The appeal late Friday from House Veterans Affairs Committee Chairman Mark Takano, D-Calif., came after he received information from a senior VA official, confirmed by The Washington Post, that Wilkie worked to undermine the credibility of the aide, senior policy adviser Andrea Goldstein.
Wilkie, who led the Pentagon's personnel and readiness operation before his VA appointment, began inquiring with military officials last fall about Goldstein's past, according to three people with knowledge of his efforts. That's when Goldstein said a man groped and propositioned her in the main lobby of the VA Medical Center in Washington. Authorities closed the case in January without bringing charges.
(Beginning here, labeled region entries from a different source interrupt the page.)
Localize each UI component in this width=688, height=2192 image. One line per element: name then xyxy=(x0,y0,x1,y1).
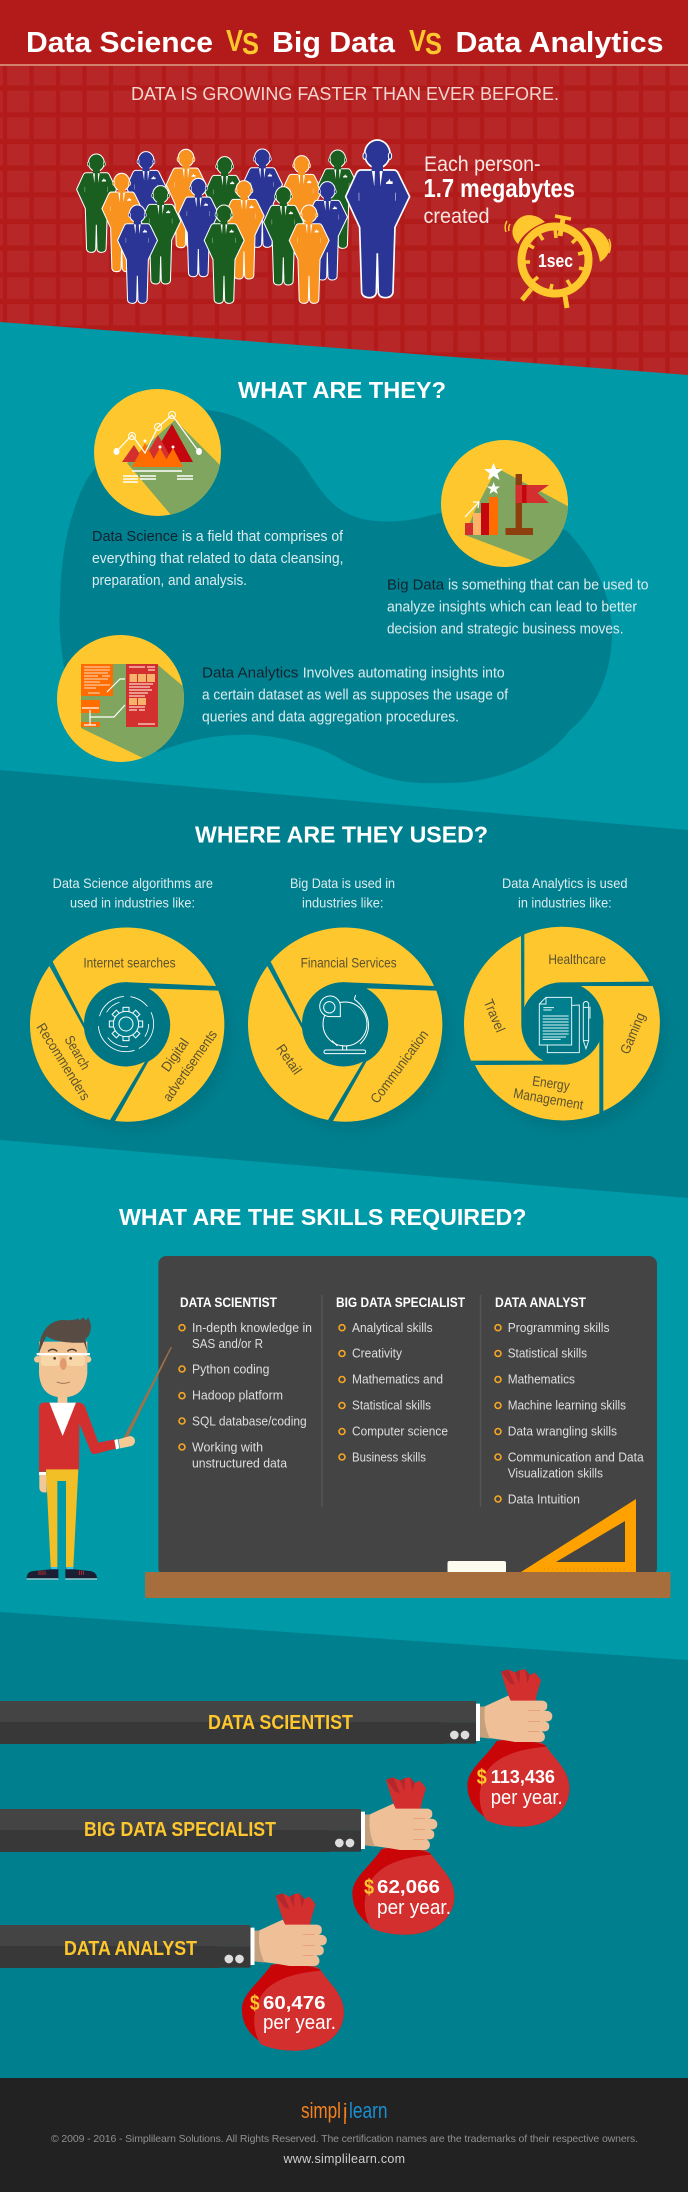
logo: learn xyxy=(349,2098,388,2123)
salary row: big data specialist xyxy=(0,1777,454,1935)
megabytes text block xyxy=(424,153,575,228)
column: data scientist skills: In-depth knowledge in xyxy=(192,1320,312,1335)
dark teal blob behind the definitions xyxy=(59,410,612,783)
definition text: queries and data aggregation procedures. xyxy=(202,709,459,725)
column: data scientist skills xyxy=(179,1294,312,1471)
icon: alarm clock: 1sec xyxy=(538,251,573,271)
intro text: data analytics usage: Data Analytics is used xyxy=(502,875,628,891)
heading: skills required: WHAT ARE THE SKILLS REQUIRED? xyxy=(119,1204,526,1230)
salary amount xyxy=(250,1992,336,2034)
salary amount xyxy=(364,1876,451,1919)
icon: globe with pin xyxy=(320,995,369,1054)
definition text: everything that related to data cleansing, xyxy=(92,551,344,567)
icon: documents in yellow circle xyxy=(57,635,184,762)
salary amount: per year. xyxy=(263,2012,336,2034)
icon: bars and flag in yellow circle xyxy=(441,440,575,570)
dark teal section: where are they used xyxy=(0,770,688,1200)
title: Data Science xyxy=(26,27,213,59)
title xyxy=(26,23,664,61)
wheel: big data industries xyxy=(248,927,450,1132)
intro text: data science usage xyxy=(53,875,213,911)
icon: hand holding money bag xyxy=(440,1669,569,1827)
set square ruler xyxy=(521,1499,636,1572)
wheel: data analytics industries: Gaming xyxy=(617,1010,648,1056)
wheel: big data industries: Communication xyxy=(367,1027,431,1106)
column: data scientist skills: SQL database/coding xyxy=(192,1414,307,1428)
panel: data analytics definition xyxy=(57,635,509,770)
intro text: data analytics usage: in industries like: xyxy=(518,895,612,911)
wheel: data science industries: Search xyxy=(62,1033,94,1072)
salary amount: 113,436 xyxy=(491,1766,555,1787)
column: data scientist skills: Hadoop platform xyxy=(192,1388,283,1402)
title: V xyxy=(226,23,243,58)
wheel: data science industries xyxy=(30,927,232,1132)
column: data analyst skills: Data wrangling skills xyxy=(508,1424,617,1439)
column: data scientist skills: unstructured data xyxy=(192,1456,288,1471)
teal section: what are they xyxy=(0,322,688,835)
definition text: decision and strategic business moves. xyxy=(387,622,624,638)
job title: BIG DATA SPECIALIST xyxy=(84,1819,276,1841)
column: big data specialist skills xyxy=(336,1294,465,1465)
salary amount: per year. xyxy=(377,1897,451,1919)
website: www.simplilearn.com xyxy=(282,2152,405,2166)
column: big data specialist skills: Creativity xyxy=(352,1346,402,1361)
column: big data specialist skills: BIG DATA SPECIALIST xyxy=(336,1294,465,1310)
heading: what are they: WHAT ARE THEY? xyxy=(238,377,446,403)
salary amount xyxy=(477,1766,563,1809)
salary amount: $ xyxy=(477,1766,487,1789)
intro text: data science usage: used in industries like: xyxy=(70,895,195,911)
definition text xyxy=(202,665,509,725)
eraser xyxy=(448,1561,506,1573)
wheel: big data industries: Retail xyxy=(273,1041,305,1077)
title: Data Analytics xyxy=(456,27,664,59)
column: data scientist skills: SAS and/or R xyxy=(192,1336,263,1351)
icon: hand holding money bag xyxy=(214,1893,344,2051)
salary amount: $ xyxy=(250,1992,260,2015)
wheel: data analytics industries: Energy xyxy=(531,1072,571,1094)
header bar xyxy=(0,0,688,66)
intro text: big data usage: Big Data is used in xyxy=(290,875,395,891)
title: S xyxy=(242,26,259,61)
teacher character xyxy=(27,1317,172,1579)
column: data analyst skills: Data Intuition xyxy=(508,1492,580,1507)
icon: gear xyxy=(98,996,154,1052)
salary amount: 62,066 xyxy=(377,1876,440,1897)
wheel: data analytics industries: Healthcare xyxy=(548,951,606,967)
wheel: data analytics industries: Travel xyxy=(481,997,509,1034)
intro text: big data usage: industries like: xyxy=(302,895,384,911)
icon: documents and pen xyxy=(539,997,590,1053)
panel: chalkboard xyxy=(145,1256,670,1598)
definition text: Data Analytics xyxy=(202,665,298,681)
title: Big Data xyxy=(272,27,396,59)
column: big data specialist skills: Analytical skills xyxy=(352,1320,433,1335)
intro text: big data usage xyxy=(290,875,395,911)
icon: mountains chart in yellow circle xyxy=(94,389,225,520)
definition text: a certain dataset as well as supposes the usage of xyxy=(202,687,509,703)
wheel: data analytics industries xyxy=(464,927,667,1132)
column: data analyst skills: Statistical skills xyxy=(508,1346,587,1361)
crowd of people xyxy=(77,140,410,303)
definition text: Data Science xyxy=(92,529,178,545)
copyright: © 2009 - 2016 - Simplilearn Solutions. All Rights Reserved. The certification names are the trademarks of their respective owners. xyxy=(51,2133,638,2145)
salary amount: $ xyxy=(364,1876,374,1899)
logo: i xyxy=(343,2101,347,2123)
logo: simpl xyxy=(301,2098,341,2123)
icon: hand holding money bag xyxy=(325,1777,454,1935)
column: big data specialist skills: Computer science xyxy=(352,1424,448,1439)
wheel: data science industries: Digital xyxy=(158,1035,192,1075)
red grid pattern xyxy=(0,66,688,380)
panel: big data definition xyxy=(387,440,648,638)
megabytes text block: created xyxy=(424,205,490,228)
column: data scientist skills: Python coding xyxy=(192,1362,269,1377)
definition text: Big Data xyxy=(387,578,445,594)
column: data scientist skills: DATA SCIENTIST xyxy=(180,1294,277,1310)
definition text xyxy=(387,578,648,638)
title: V xyxy=(409,23,426,58)
column: big data specialist skills: Mathematics and xyxy=(352,1372,443,1387)
definition text: Involves automating insights into xyxy=(303,665,505,681)
wheel: data analytics industries: Management xyxy=(512,1085,585,1113)
wheel: data science industries: advertisements xyxy=(159,1027,220,1104)
column: data analyst skills: Mathematics xyxy=(508,1372,575,1387)
definition text: preparation, and analysis. xyxy=(92,573,247,589)
salary row: data analyst xyxy=(0,1893,344,2051)
definition text: is something that can be used to xyxy=(448,578,648,594)
wheel: data science industries: Recommenders xyxy=(34,1020,94,1103)
dark teal section: salaries xyxy=(0,1612,688,2080)
logo xyxy=(301,2098,388,2124)
column: data analyst skills: Machine learning skills xyxy=(508,1398,626,1413)
column: data analyst skills: Communication and Data xyxy=(508,1450,644,1465)
megabytes text block: 1.7 megabytes xyxy=(424,173,575,203)
column: data analyst skills: Programming skills xyxy=(508,1320,610,1335)
column: data analyst skills xyxy=(495,1294,644,1507)
intro text: data science usage: Data Science algorithms are xyxy=(53,875,213,891)
megabytes text block: Each person- xyxy=(424,153,541,176)
subtitle: DATA IS GROWING FASTER THAN EVER BEFORE. xyxy=(131,84,559,104)
column: data scientist skills: Working with xyxy=(192,1440,263,1455)
footer xyxy=(0,2078,688,2192)
column: big data specialist skills: Statistical skills xyxy=(352,1398,431,1413)
definition text: analyze insights which can lead to better xyxy=(387,600,637,616)
salary amount: per year. xyxy=(491,1787,563,1809)
teal section: skills xyxy=(0,1140,688,1665)
definition text xyxy=(92,529,344,589)
red background panel xyxy=(0,0,688,380)
icon: alarm clock xyxy=(505,215,610,308)
title: S xyxy=(425,26,442,61)
intro text: data analytics usage xyxy=(502,875,628,911)
wheel: big data industries: Financial Services xyxy=(301,954,397,970)
panel: data science definition xyxy=(92,389,344,589)
column: data analyst skills: Visualization skills xyxy=(508,1466,603,1481)
salary row: data scientist xyxy=(0,1669,569,1827)
job title: DATA ANALYST xyxy=(64,1938,197,1960)
wheel: data science industries: Internet searches xyxy=(83,954,176,970)
column: big data specialist skills: Business skills xyxy=(352,1450,426,1465)
column: data analyst skills: DATA ANALYST xyxy=(495,1294,586,1310)
definition text: is a field that comprises of xyxy=(182,529,344,545)
heading: where are they used: WHERE ARE THEY USED? xyxy=(195,821,488,847)
chalk shelf xyxy=(145,1572,670,1598)
salary amount: 60,476 xyxy=(263,1992,326,2013)
job title: DATA SCIENTIST xyxy=(208,1712,353,1734)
Over several months, Wilkie shared his findings with his senior staff at morning meetings on at least six occasions, three current or former senior VA officials confirmed. Wilkie said his inquiry into Goldstein's military service found that the Navy veteran, who currently serves as a Navy Reserve intelligence officer, had filed multiple complaints, according to three people with knowledge of what Wilkie said. Wilkie also served as an intelligence officer in the Navy Reserve.
The information shared with the committee and with The Post said Wilkie was concerned with Goldstein's "credibility and military record." The VA official who shared it said Wilkie described Goldstein to his staff as a "serial sexual assault/harassment complainant in the Navy who made baseless allegations for example when she was not satisfied with a fitness evaluation."
In an interview with The Post, Goldstein said she filed a formal complaint with the Navy just once in 2014 before her experience at the VA hospital. The Post typically does not name people who report a sexual assault, but Goldstein has spoken publicly about her experiences.
Wilkie suggested to several people on his staff, including his public affairs chief, that they use the information to discredit Goldstein, a current and former senior official said. They declined.
Wilkie denied making inquiries into Goldstein's past. "These allegations are false. Period," James Hutton, VA's assistant secretary for public affairs, said. "Secretary Wilkie did not and never would do anything of this sort."
"VA takes all allegations of sexual assault seriously, which is why the department immediately reported Ms. Goldstein's allegations to VA's independent inspector general as well as the deputy attorney general," Hutton said.
Inspector General Michael Missal said he is reviewing Takano's request to investigate. "We take this matter seriously and are considering the request at this time," he said.
The Post was unable to independently determine whether Wilkie or anyone on his behalf asked to access Goldstein's service records. "As a matter of policy, the DoD would not support any such improper request if such a request were received," Defense Department press secretary Alyssa Farah said.
A Takano spokeswoman, Jenni Geurink, said in a statement that the committee "has received details from an individual with knowledge of decision making by senior VA leaders that shows they attempted to gather 'damaging information' about a member of our staff and may have improperly utilized government time and resources to do so."
Missal said this week that the Goldstein case is closed. After a case is closed, it is common practice not to release a confidential internal report of investigation, not even through a public records request -- or to a Cabinet member.